Tonight was one of those nights. Perhaps it's partially due to the fact that I've been up since 4:30 this morning and now, at 10:00 p.m., my emotions have risen to the surface. I'm experiencing one of those "my heart is so full it feels like it might burst" moments. So I'll share.

Dave and I take turns feeding W his bedtime bottle. It gives Dave a chance to have some one-on-one time with the boy, whereas I use this as 10 minutes of feeding time where I don't have to worry about my nutrition-providing anatomy and instead can just focus on filling Winston's belly. But tonight, after getting him ready for bed, I sat down with W for the nightly ritual of bottle and bed. We snuggled into our little rocking chair upstairs. W was eager to eat and it didn't take long for him to finish. As he lay there, eyes closed, belly full, deeply breathing, I couldn't help but take it all in. He was comfortable and seemed at peace in dreamland. I kissed him, smelled him and listened to him for several minutes. My arms wrapped around him, one might suggest he felt feelings of security, safety. Yet ironically, I was the one who felt safe holding this baby.
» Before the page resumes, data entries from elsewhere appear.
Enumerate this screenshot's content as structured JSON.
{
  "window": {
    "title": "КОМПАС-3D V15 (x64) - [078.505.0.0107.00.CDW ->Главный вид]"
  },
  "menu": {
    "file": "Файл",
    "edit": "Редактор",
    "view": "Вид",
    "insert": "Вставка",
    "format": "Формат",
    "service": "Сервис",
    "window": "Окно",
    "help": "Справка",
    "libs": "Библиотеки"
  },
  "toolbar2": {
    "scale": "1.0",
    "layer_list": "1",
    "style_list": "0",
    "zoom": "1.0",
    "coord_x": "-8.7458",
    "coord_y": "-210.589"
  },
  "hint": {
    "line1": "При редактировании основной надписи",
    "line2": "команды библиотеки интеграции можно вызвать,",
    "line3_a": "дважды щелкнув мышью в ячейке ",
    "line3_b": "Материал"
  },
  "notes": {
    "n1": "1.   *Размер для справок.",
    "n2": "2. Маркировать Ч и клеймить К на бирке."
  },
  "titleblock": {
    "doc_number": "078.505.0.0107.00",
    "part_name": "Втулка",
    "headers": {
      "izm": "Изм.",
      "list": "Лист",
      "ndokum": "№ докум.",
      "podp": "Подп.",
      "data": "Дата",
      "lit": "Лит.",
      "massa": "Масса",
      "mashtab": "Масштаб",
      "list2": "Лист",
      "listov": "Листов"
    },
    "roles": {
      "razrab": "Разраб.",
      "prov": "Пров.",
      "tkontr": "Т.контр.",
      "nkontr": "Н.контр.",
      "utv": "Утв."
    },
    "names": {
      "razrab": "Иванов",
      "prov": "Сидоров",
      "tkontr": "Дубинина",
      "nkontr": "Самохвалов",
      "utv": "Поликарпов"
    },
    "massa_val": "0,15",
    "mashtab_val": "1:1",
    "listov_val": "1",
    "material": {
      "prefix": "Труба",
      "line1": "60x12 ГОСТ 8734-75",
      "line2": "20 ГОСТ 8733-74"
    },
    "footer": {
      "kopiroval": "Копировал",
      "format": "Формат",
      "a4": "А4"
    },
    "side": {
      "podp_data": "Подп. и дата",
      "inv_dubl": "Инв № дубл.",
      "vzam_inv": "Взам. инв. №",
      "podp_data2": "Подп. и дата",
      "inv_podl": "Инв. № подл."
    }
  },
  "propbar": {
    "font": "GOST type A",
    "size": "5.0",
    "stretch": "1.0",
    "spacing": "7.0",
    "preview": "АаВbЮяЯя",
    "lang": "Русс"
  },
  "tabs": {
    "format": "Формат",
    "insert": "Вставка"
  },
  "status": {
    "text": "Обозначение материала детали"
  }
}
In the past five months, I feel like I have sort of packaged myself up and given myself over, completely, to my little family. But in doing so, I feel like I have opened up in many new ways. I feel secure in my role as mother. My heart is completely in it and I feel it is safe with those who have helped me discover it.

Happy 5 Months Birthday, little W. xoxo

6 comments:

steph said...

Your writing is beautiful. Thank you for sharing your bliss with motherhood. I'm really looking forward to it, and although people have reminded me how hard and demanding it is, I am eager to grow and feel fulfilled by the privilege.

Christie said...

Beautifully said, mama. Welcome to the club.

Sherry said...

I love watching you love that babe!

the black family said...

You are an amazing mother. Lucky boy.

Heather said...

you said it perfectly.....love this post, and he is yummy!

Lizbeth said...

You are such a good writer, kate! I cant get enough. Precious little W. Give him a squeeeeze for me.